Parrots who live in captivity often pick up on the language that their owners speak. They will learn phrases and words that are said around them because they have a natural ability to mimic sounds.

Whether people are teaching their birds to say "hello" on purpose, or if they are just mimicking words they hear often, they have and incredible memory and will retain this knowledge for years.

Parrots can live a very long time. The Macaw can live up to 50 years, where a Kakapo can live for 95. In their long lives, some of them end up getting lost from their families and end up integrating back into the wild.

When they make it back into the wilderness, they seem to be having some interesting effects on the environment...

The parrots are able to retain their learned language when they leave captivity, but that's not all they do! They have apparently become little professors to their fellow feathered friends!

In Australia, reports of voices in the treetops have emerged. While it sounds like the beginning of a horror movie, it's actually just a bunch of parrots and cockatoos who have been taught to speak by other birds!

Jennene Riggs

Because the parrots who lived in homes know basic language, they have passed it along to all the wild birds and they have taken to chattering up in the trees. Witnesses say that they often hear expletives and general chatter as they walk through the forrest.
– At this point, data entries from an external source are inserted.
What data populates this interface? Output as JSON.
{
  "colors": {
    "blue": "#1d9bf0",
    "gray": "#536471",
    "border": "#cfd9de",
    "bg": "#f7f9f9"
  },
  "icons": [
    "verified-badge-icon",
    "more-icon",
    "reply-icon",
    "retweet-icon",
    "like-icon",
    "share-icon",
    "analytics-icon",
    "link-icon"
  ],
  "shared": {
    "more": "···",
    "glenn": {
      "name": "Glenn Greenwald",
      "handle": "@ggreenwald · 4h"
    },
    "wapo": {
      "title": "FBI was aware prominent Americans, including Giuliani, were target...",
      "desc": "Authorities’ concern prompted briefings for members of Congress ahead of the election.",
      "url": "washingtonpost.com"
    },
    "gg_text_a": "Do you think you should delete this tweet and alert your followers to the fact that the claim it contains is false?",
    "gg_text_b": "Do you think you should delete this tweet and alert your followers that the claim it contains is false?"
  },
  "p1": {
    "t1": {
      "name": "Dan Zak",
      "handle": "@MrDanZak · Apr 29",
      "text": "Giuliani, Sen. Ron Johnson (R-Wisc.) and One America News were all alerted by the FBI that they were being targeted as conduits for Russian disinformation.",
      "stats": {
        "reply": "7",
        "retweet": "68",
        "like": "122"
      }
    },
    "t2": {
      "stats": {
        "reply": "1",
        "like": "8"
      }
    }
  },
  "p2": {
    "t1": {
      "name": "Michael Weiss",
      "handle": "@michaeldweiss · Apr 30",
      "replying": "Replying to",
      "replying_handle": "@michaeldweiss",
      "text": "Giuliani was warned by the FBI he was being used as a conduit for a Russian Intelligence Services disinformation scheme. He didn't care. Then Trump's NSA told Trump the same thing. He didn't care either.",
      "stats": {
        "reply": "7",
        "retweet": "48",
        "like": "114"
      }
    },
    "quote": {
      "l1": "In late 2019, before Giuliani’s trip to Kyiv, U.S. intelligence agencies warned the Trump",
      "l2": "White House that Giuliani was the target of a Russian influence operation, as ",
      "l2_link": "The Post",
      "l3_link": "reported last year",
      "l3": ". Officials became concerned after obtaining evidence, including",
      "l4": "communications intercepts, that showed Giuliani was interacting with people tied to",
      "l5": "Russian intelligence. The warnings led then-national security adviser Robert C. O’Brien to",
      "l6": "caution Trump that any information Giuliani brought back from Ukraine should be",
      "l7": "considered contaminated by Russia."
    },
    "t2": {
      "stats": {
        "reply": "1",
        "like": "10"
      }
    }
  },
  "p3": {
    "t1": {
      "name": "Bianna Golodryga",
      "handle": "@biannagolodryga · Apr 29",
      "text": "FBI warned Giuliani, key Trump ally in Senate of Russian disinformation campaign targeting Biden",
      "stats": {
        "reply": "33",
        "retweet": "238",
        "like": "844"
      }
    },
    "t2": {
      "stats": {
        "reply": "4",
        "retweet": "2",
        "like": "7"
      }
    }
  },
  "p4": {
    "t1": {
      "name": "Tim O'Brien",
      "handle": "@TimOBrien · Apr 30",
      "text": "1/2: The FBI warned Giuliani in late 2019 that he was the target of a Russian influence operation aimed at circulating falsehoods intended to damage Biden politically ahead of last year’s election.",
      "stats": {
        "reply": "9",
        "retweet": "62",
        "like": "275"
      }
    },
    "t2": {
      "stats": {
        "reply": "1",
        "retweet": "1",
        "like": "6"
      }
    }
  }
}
Ornithologist, Jaynia Sladek, says that "There's no reason why, if one comes into the flock with words, [then] another member of the flock wouldn't pick it up as well."

Apparently it helps distinguish them from the pack, and prove they are a good choice for potential mates. Sladek says "For some species it's like advertising 'I am very fit because I can learn a lot of different birds' [calls]'."

How would you feel if you were out in a forest and heard a bunch of talking up in the trees? Pretty creepy right?